Now it looks like Musk’s financial hangover has finally arrived. 

It’s no secret that X is in financial disarray. Musk himself has often alluded to the real possibility of declaring bankruptcy unless the platform can replace its evaporating advertising revenue. Most of that money is likely gone forever, after Musk’s targeted bullying of advertisers, with Musk at one point urging the companies who keep his lights on to “go f*ck yourself.” Despite goofy schemes including wanting to turn X into a bank and charging users for verified checkmarks, Musk hasn’t come close to replacing that lost revenue. 

What’s clear is that Musk’s focus on X is now costing his other, more successful companies real money. That’s mainly because Musk is known to be increasingly fixated on beating his online haters, even if it takes him away from regular management of previous pet projects like Tesla. That’s reflected pretty clearly in the automaker’s disastrous year of absentee management.  

Despite barely hitting his goal of shipping 1.8 million vehicles in 2023, Musk’s Tesla is in real structural trouble. The company was forced to recall nearly all of its 2 million vehicles after revealing the car’s autopilot and driver awareness systems don’t actually work as promised. Initially, Musk claimed ignorance. A Florida judge disagreed, ruling that Musk and other executives knew about the Autopilot flaw but decided against taking action.  

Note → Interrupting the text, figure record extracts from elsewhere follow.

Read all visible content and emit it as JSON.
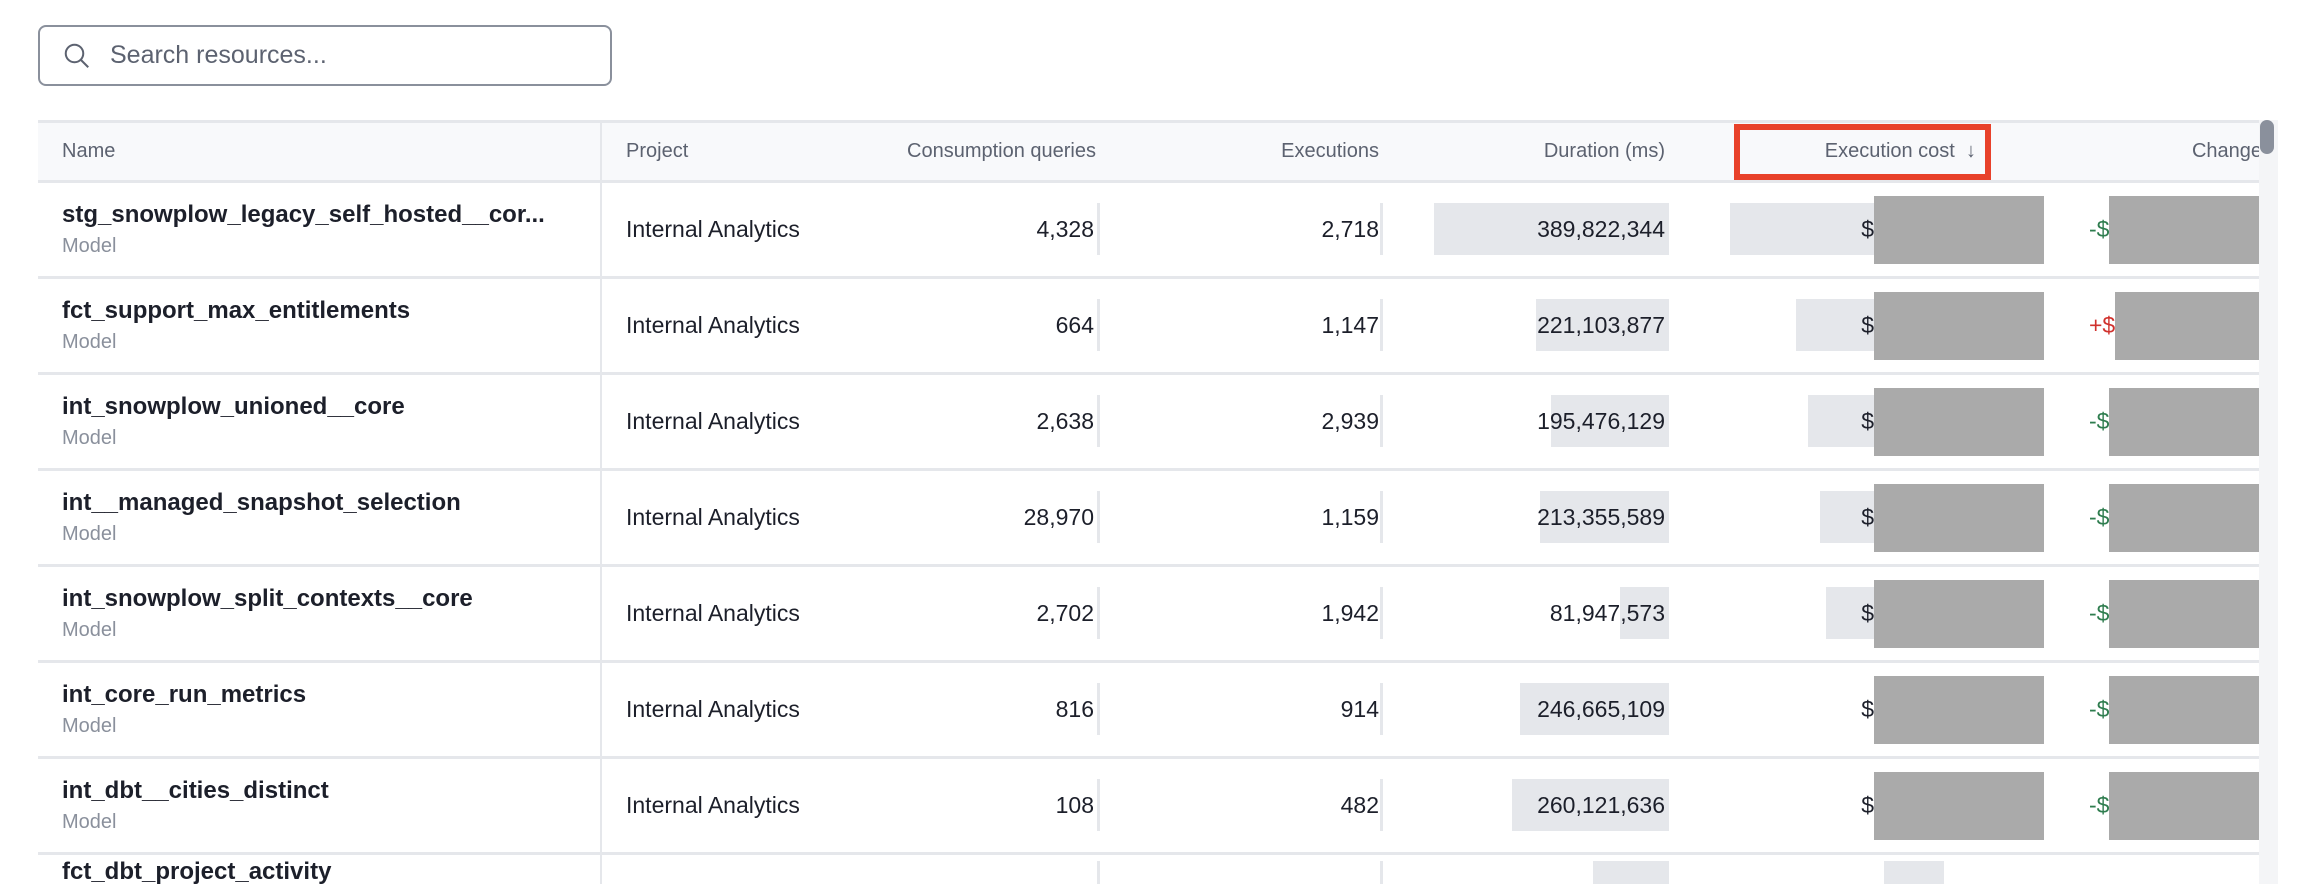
{
  "search": {
    "placeholder": "Search resources..."
  },
  "columns": {
    "name": "Name",
    "project": "Project",
    "consumption": "Consumption queries",
    "executions": "Executions",
    "duration": "Duration (ms)",
    "cost": "Execution cost",
    "cost_sort": "↓",
    "change": "Change"
  },
  "colors": {
    "negative": "#2f7d4f",
    "positive": "#d0312d",
    "highlight": "#e8412a",
    "bar": "#e5e7eb"
  },
  "rows": [
    {
      "name": "stg_snowplow_legacy_self_hosted__cor...",
      "type": "Model",
      "project": "Internal Analytics",
      "consumption": "4,328",
      "executions": "2,718",
      "duration": "389,822,344",
      "cost_prefix": "$",
      "change_prefix": "-$",
      "change_sign": "negative",
      "cost_level": 1.0
    },
    {
      "name": "fct_support_max_entitlements",
      "type": "Model",
      "project": "Internal Analytics",
      "consumption": "664",
      "executions": "1,147",
      "duration": "221,103,877",
      "cost_prefix": "$",
      "change_prefix": "+$",
      "change_sign": "positive",
      "cost_level": 0.78
    },
    {
      "name": "int_snowplow_unioned__core",
      "type": "Model",
      "project": "Internal Analytics",
      "consumption": "2,638",
      "executions": "2,939",
      "duration": "195,476,129",
      "cost_prefix": "$",
      "change_prefix": "-$",
      "change_sign": "negative",
      "cost_level": 0.74
    },
    {
      "name": "int__managed_snapshot_selection",
      "type": "Model",
      "project": "Internal Analytics",
      "consumption": "28,970",
      "executions": "1,159",
      "duration": "213,355,589",
      "cost_prefix": "$",
      "change_prefix": "-$",
      "change_sign": "negative",
      "cost_level": 0.7
    },
    {
      "name": "int_snowplow_split_contexts__core",
      "type": "Model",
      "project": "Internal Analytics",
      "consumption": "2,702",
      "executions": "1,942",
      "duration": "81,947,573",
      "cost_prefix": "$",
      "change_prefix": "-$",
      "change_sign": "negative",
      "cost_level": 0.68
    },
    {
      "name": "int_core_run_metrics",
      "type": "Model",
      "project": "Internal Analytics",
      "consumption": "816",
      "executions": "914",
      "duration": "246,665,109",
      "cost_prefix": "$",
      "change_prefix": "-$",
      "change_sign": "negative",
      "cost_level": 0.5
    },
    {
      "name": "int_dbt__cities_distinct",
      "type": "Model",
      "project": "Internal Analytics",
      "consumption": "108",
      "executions": "482",
      "duration": "260,121,636",
      "cost_prefix": "$",
      "change_prefix": "-$",
      "change_sign": "negative",
      "cost_level": 0.5
    },
    {
      "name": "fct_dbt_project_activity",
      "type": "",
      "project": "",
      "consumption": "",
      "executions": "",
      "duration": "",
      "cost_prefix": "",
      "change_prefix": "",
      "change_sign": "negative",
      "cost_level": 0.3
    }
  ]
}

The company also landed itself in hot water with the Equal Employment Opportunity Commission for creating a culture of what the EEOC alleges to be “widespread and ongoing racial harassment of its Black employees” and punishing employees who speak up. The EEOC sued Tesla in September, adding yet another case to Musk’s mounting courtroom dance card. 

According to the EEOC’s filing, it was commonplace for Black employees at Teslas to face slurs including “monkey,” “boy,” and several too offensive to print. They encountered swastika graffiti in public spaces, reported nooses placed on the desks of Black employees, and found Tesla management unresponsive and even dismissive of their concerns. Unsurprisingly, the office culture at Tesla looks a lot like the social culture on X: unapologetically and even defiantly toxic. 

Controversy even risks engulfing SpaceX, long the standout endeavor in Musk’s portfolio. Back in August, the Justice Department sued SpaceX for alleged anti-immigrant discrimination, another trend on ready display over on X. If it’s true that executives take their lead from the person at the top, Musk has done a fantastic job introducing X’s poisonous and anti-social culture to previously functional businesses. 

But even a damaged X remains a powerful one, and Musk is well aware of the power his platform holds heading into the heat of the 2024 election. Even with X bleeding money and his absenteeism endangering his other ventures, Musk appears completely focused on completing X’s transition from a normal social network into an intercontinental ballistic version of right-wing hate sites Gab and Parler. Judging by how openly Musk is now monetizing white nationalism, he’s making that transition at warp speed. 

That’s bad news for democracy. Intelligence analysts predict the 2024 election will be awash in disinformation and misinformation, and X is now one of the world’s biggest proliferators of fake news and state-backed propaganda campaigns. That disregard for the truth seems to tickle Musk, even as it makes an already challenging election cycle even more unstable and dangerous.  

With most of his companies now facing some form of federal investigation, Musk has predictably become even more hostile to political and legal norms than ever. That’s clearly costing his businesses money and, in the case of Twitter, shredding its once considerable public influence and cultural cachet. Musk is now willing to weaken Americans’ faith in our elections and bankrupt his own businesses in order to own the libs. He may well get his chance. 

Max Burns is a veteran Democratic strategist and founder of Third Degree Strategies.